ただ、接種していても接種した際に免疫獲得できなかった人や免疫が低下した人が国内流行が起こると罹患することもままあります。現に、厚労省感染症発生動向ではワクチン未接種者や不明の患者報告が多いものの、1回接種者や2回接種の人も報告されています。接種して免疫があると他者への感染力は弱く、他の人への感染が限定的であることもわかっていますので、感染拡大防止には寄与します。

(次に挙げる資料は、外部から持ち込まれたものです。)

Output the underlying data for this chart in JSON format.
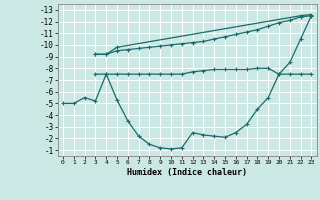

麻しんは感染力が強く、空気感染する感染症のため、発症者がいたらすぐに対応しなければなりません。「1例出たらすぐ対応」なのです。これまで空港や学校などでおきた事例が詳細まで報告されていますが、感染者の事細かな動向まで発表されるのに驚きませんか?どこに立ち寄って、それは何分くらいで、どの人と接触した可能性があるのか…全て公開されて、接触の可能性がある人は対処しなければなりません。ただし接触したけれどワクチンを2回接種していた記録があれば感染の可能性は低くなり、長期にわたる自宅待機や外部との接触を避けるということにはなりません。

このように2回の接種記録があれば、どこかで麻しん発生に出くわした場合でも慌てずに済むのです。

先の感染研の発生動向調査では海外のどこで感染したかも出ています。フィリピン、ベトナム、タイと夏休みに多くの人が訪れる国がみられます。他国も同じように予防接種施策ができているとは限りません。他にもフィリピンでは新しいデング熱ワクチンを定期接種にしましたが、デング熱に免疫のない子がワクチン接種によって免疫を獲得し、その後デング熱に感染すると重症化する可能性が高まるということで発売中止になったのを機に他のワクチンも接種しないということが起きています。そのような影響が麻しんに及んでいることも否めません。

流行地の情報を入手すること、マシンガーZのポスターにあるように海外に行く前に接種、帰国後も体調がすぐれない時はまずは病院に電話です。

感染してしまっても拡大させないこと、これもとても大事なことです。